• Insights

Published on February 11, 2021 by Jenny Maat

When simulating the physics of fluids, there’s a lot we need to consider. The SPH method we use (see our previous blogpost on the subject) takes care of simulating the actual movements and concentrations of the fluids on the mesoscale, but the forces pushing around our fluids on the mesoscale actually originate from what the molecules are doing — i.e. on the microscale. The microphysics we feed to the mesoscale simulation does not come from the SPH method itself, but rather from microscale methods that can account for the statistical mechanics of fluid mixtures.

Currently, the microscale is taken care of in RheoCube by using something called lattice fluid theory (LFT— an extension of the classic Flory-Huggins theory). LFT is a bit crude, as it basically assumes that molecules can only move around on a lattice, but it gets most trends right. Nevertheless, in order to get the quantitative information that we need for the mesoscale, we have to tune a few parameters. This is, of course, far from ideal; we would much rather start from a clean slate, build in the correct physics from the ground up, and extract the relevant numbers. This means introducing molecular dynamics (MD) simulations.

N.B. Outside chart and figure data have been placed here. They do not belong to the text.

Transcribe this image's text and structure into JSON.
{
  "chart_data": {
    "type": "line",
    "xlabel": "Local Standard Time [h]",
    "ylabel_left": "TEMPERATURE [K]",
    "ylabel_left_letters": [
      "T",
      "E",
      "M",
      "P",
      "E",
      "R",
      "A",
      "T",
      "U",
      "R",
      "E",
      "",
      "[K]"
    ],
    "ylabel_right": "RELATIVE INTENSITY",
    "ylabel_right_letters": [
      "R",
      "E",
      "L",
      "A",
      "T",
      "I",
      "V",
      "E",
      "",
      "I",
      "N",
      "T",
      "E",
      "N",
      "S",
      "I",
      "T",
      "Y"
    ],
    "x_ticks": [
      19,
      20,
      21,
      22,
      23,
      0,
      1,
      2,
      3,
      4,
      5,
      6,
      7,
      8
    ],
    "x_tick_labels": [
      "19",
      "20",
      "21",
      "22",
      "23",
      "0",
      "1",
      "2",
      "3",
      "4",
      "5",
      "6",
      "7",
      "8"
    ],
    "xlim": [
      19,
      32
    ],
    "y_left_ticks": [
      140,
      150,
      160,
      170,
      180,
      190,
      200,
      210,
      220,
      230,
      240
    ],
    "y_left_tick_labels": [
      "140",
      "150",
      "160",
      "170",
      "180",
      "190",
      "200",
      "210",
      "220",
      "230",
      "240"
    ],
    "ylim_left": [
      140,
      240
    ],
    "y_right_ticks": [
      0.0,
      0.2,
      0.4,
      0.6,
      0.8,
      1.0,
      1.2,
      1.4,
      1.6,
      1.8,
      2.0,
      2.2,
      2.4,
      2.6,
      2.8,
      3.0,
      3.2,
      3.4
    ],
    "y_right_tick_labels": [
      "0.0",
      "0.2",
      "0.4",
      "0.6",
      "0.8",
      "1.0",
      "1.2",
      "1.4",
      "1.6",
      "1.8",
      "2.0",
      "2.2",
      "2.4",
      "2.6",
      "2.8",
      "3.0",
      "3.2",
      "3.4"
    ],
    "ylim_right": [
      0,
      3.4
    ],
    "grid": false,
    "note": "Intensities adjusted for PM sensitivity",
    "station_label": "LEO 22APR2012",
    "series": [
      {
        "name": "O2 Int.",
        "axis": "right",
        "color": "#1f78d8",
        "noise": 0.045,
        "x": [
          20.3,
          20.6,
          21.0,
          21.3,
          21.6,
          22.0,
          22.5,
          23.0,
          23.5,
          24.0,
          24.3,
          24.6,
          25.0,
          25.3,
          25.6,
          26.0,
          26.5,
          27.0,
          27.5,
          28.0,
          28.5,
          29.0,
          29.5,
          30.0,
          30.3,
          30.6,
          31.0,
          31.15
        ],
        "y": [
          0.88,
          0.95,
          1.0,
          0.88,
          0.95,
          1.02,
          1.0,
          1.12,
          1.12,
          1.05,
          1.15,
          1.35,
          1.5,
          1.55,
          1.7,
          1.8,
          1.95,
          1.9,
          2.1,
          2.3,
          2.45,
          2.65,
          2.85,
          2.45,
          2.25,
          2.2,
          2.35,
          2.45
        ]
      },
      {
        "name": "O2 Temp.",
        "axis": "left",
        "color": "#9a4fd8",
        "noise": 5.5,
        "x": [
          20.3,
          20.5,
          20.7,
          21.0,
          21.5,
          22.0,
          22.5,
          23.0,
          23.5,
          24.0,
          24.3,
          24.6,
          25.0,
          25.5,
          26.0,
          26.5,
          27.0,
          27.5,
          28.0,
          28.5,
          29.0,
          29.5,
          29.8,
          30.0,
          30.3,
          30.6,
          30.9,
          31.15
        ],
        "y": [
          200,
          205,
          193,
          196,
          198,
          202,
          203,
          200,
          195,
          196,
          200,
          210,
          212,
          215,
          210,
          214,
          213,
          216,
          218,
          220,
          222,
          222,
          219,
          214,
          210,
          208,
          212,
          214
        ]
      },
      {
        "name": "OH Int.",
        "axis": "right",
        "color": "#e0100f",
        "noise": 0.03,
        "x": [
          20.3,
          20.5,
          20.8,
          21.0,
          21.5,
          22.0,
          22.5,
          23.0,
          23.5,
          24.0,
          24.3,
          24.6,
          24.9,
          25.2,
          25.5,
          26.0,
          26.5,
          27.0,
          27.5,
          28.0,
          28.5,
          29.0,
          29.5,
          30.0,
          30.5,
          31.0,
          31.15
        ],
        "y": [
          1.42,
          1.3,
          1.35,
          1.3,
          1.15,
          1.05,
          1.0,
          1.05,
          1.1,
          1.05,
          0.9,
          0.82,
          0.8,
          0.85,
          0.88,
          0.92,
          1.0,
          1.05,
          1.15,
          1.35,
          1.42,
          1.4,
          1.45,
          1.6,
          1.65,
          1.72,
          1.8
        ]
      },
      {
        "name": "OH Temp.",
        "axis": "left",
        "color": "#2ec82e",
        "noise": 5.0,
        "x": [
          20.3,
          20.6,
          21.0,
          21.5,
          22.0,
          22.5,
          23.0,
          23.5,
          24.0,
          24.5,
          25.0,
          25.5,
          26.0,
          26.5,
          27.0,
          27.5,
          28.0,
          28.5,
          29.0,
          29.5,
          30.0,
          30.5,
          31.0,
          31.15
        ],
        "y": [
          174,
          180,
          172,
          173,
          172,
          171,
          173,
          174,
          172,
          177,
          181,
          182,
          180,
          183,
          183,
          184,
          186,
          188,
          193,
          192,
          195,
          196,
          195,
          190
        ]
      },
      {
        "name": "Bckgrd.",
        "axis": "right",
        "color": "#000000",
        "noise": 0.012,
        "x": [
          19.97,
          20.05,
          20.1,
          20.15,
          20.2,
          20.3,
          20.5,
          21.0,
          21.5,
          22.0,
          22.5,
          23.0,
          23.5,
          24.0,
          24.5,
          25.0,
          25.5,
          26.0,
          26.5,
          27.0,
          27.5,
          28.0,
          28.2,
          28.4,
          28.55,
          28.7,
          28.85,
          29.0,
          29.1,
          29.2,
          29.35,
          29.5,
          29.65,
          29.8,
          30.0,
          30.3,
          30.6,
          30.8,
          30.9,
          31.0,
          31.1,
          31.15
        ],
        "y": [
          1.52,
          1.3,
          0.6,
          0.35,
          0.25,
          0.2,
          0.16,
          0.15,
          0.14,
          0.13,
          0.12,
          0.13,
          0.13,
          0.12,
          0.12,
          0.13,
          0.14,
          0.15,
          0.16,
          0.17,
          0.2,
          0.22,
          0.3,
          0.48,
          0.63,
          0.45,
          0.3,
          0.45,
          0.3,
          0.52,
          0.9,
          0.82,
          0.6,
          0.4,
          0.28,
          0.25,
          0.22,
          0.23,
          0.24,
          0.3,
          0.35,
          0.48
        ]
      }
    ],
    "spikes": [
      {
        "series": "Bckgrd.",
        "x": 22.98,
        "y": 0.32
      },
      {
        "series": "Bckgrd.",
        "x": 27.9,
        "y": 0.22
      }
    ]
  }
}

Molecular dynamics is the method whereby we put in the forces between molecules (which itself is pretty complicated), and then just let normal classical mechanics do the rest. It turns out that just letting molecules interact through Newton’s laws can give us pretty good results (although occasionally we find that quantum corrections can have small effects. Pretty much anything we might want to know about how liquids behave on the microscale can come out of MD simulations.

Can we find a way to only do a few MD calculations, but retain their accurate predictions over all the many points that we’ll need for the full mesoscale?

Molecular dynamics simulations, such as the snapshot of polymers and organic solvents are an accurate way of modelling the complicated molecular physics on the microscale, which will become available in RheoCube in the near future.

However, we all know that nothing comes for free. MD may be a beautiful method for getting some impressively accurate results, but the calculations take a long time. We cannot really afford to have every single time step in a SPH simulation require hundreds of MD simulations, each of which will take multiple hours to run. We’d be waiting for centuries. But perhaps doing a simulation at every single possible point is overkill.

The answer involves a technique that is growing wildly in popularity: gaussian process regression (GPR — see this link for a very nice, more technical introduction). Nowadays, GPR would be commonly included in the broad class of methods bearing the label “machine learning”, but the method has its roots in earth sciences (where it is more commonly known as kriging). GPR is an interpolation method, meaning that it predicts the value of a function between two known points. Although many different methods exist for interpolating a function, GPR is one of the best for functions that depend on many parameters. In our case, the values of microscopic properties that we want to predict will depend on things like volume fractions, pressure and temperature, so we have the potential for many parameters, depending on the number of components we have in our fluid.

Gaussian process regression is based on random walks: each constraint we add narrows the range of values that are commonly sampled between your points. The mean value gives you the GPR prediction.

As the name suggests, GPR is based on gaussian processes, which are a type of random walk (meaning a function or process where each new step is taken in a random direction— think of a small toddler stumbling around as they learn to walk). Interestingly, the maths behind these types of processes is very similar to diffusion, which belongs to a branch of mathematics known as stochastic calculus. The idea with GPR is that we add constraints to our random walks, so that a random walk has to go through certain points (our measurements from MD in this case)—such as random walks We then ask the question: What is the probability of a random walk going through any given point between our measurements? When we know the probability associated with measuring all the points, we get a picture of where our true function is most likely to be found. The so-called “expectation value”, i.e. the value you expect to find based on the average of all the points weighted by their probability, gives us the best guess for our function! As a bonus, we also get an uncertainty, based on the standard deviation of the random walks we used to get our expectation value. If we find that this value is too inaccurate, we can always launch a new simulation to make sure that we improve the predictions in the neighbourhood of that point, thus making the predictions a self-improving algorithm over time.

GPR is, of course, not perfect. One of the main limitations we will face is the need for a lot of data. This means several hundred MD simulations at least, which means we face several days of pre-processing. The less data we have, the less accurate our values will be. Perhaps a better way to do this would be to have a mathematical model that is based directly on the physics underlying the system. To do this, we would have to find equations that model the physics to a high accuracy for a huge range of parameters; as far as we know, these do not exist yet.

Eventually, we’re hoping to apply GPR to get out all the values needed by the SPH simulation in RheoCube, so that we can always use the most accurate MD predictions for any given point. However, there is a lot of development we need to do before that. The MD simulations that all this will rely on are already highly complex simulations, and will take some time to fully implement. The first versions of this approach in RheoCube will therefore be limited to predicting things like viscosity for a range of parameters.

Multiscale problems are amongst the most complicated problems that are out there, and are often far beyond the possibilities for most single simulation techniques. Bringing in this type of simulation will therefore not only deliver highly accurate simulations to our clients, but also push the boundaries of the state-of-the-art in computational fluid dynamics.